The governor said it was too early to know how much is needed. He asked the committee to attach emergency drought relief money for farmers in stricken Southeastern states to a supplemental appropriations bill to fund the war in Iraq and Afghanistan that is expected to move through Congress before the end of the year.

"That would remove a lot of anxiety for those farmers who are trying to make decisions on whether they are going to stay with the business and whether they are going to plant next year," he said.

Easley estimated that North Carolina farmers already have sustained about $325 million in losses from this drought, and the complete picture is not yet known.

"The farmers have lost it for this year," he said.

The hearing was orchestrated by Rep. Bob Etheridge, D-N.C., and sparsely attended mostly by House members from North Carolina and a few other Southeastern states hurt by the drought.

"We got a little rain in North Carolina today," Etheridge said. "People have to understand that is just a small down payment on a huge deficit. We can't have people thinking the crisis is nearing an end."

Etheridge sent a letter signed by 54 House members from both parties asking President Bush to include drought relief in the supplemental request.

Easley and some Agriculture committee members equated saving farmers with national defense.

"We would have to do whatever is necessary to keep farmers in business in this country or we would become a second rate power pretty quickly," Easley said.

Etheridge said the White House issued its supplemental funding request Tuesday without any drought-relief money. Etheridge said he now wants to attach it as an amendment to the spending bill.

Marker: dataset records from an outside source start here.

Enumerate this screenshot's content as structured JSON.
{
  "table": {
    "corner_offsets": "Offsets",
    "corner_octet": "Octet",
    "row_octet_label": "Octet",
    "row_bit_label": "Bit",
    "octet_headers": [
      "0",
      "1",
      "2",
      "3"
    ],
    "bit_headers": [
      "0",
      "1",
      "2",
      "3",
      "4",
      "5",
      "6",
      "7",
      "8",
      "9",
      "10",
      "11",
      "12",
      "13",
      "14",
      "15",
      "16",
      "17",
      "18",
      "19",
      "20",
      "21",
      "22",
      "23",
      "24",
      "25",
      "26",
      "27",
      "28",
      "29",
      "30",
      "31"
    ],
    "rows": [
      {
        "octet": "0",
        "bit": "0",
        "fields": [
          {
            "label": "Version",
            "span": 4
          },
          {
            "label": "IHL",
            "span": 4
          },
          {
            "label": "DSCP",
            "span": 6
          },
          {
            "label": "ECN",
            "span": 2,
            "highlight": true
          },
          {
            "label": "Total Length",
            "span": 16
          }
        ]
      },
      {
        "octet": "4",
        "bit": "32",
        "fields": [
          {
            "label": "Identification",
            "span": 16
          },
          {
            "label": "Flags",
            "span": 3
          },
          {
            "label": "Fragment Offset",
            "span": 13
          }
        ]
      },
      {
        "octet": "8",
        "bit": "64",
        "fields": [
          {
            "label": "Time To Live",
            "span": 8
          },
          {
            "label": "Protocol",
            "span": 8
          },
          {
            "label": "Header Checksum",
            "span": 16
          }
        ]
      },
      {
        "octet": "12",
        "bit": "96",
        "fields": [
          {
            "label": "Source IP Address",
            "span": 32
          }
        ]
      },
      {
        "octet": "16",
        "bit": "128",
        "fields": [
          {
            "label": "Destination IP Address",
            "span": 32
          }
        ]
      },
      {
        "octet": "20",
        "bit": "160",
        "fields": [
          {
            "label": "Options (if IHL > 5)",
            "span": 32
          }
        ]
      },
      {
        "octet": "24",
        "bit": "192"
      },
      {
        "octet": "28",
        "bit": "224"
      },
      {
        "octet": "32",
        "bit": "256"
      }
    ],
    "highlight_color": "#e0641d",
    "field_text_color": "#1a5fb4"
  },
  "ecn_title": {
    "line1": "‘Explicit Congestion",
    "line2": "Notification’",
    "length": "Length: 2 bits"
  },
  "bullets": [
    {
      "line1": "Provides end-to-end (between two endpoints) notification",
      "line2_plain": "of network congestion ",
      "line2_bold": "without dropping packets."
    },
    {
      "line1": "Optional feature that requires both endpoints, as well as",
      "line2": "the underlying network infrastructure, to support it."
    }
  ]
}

"We're going to try to hook our wagon to that train," Etheridge said. "I am optimistic we will have support of the leadership."

The amount, he said, would run into the hundreds of millions of dollars for all of the Southeastern states suffering from the drought.

An Agriculture Department meteorologist warned the committee that the drought could last into next spring. The dry weather is caused by a phenomenon in the Pacific Ocean known as an El Nina that shifts weather patterns over the Southeast.

A dry winter would mean Southeastern farmers would have to plant their summer crops in dust, said meteorologist Bradley Rippey. Without substantial rains, the region would face a third year of poor yields.

Easley said he might have to activate the National Guard as well as hire private contractors to transport bales of hay into the state to feed livestock and to drive tank trucks of water to industries.

"I am planning for the worst-cast scenario through the spring," he told reporters after the hearing. "That would entail the National Guard and a host of private contractors. The value of the National Guard is they have a good number of trucks if we had to haul hay."

Hay has been devastated by the drought, Easley said. Farmers with beef and dairy cows already are selling them off so because they fear they will not be able to feed them.

Easley said so far he has relied on voluntary water conservation measures and on local governments to enforce their own mandatory restrictions.

"I have warned that if volunteer and mandatory conservation on the local level does not work, I will be forced to declare an emergency and even require water rationing," he told the committee.

But he said even mandatory water conservation now will not save the farmers.

"We have already lost too much," he said. "The bottom line is that our farmers need more money."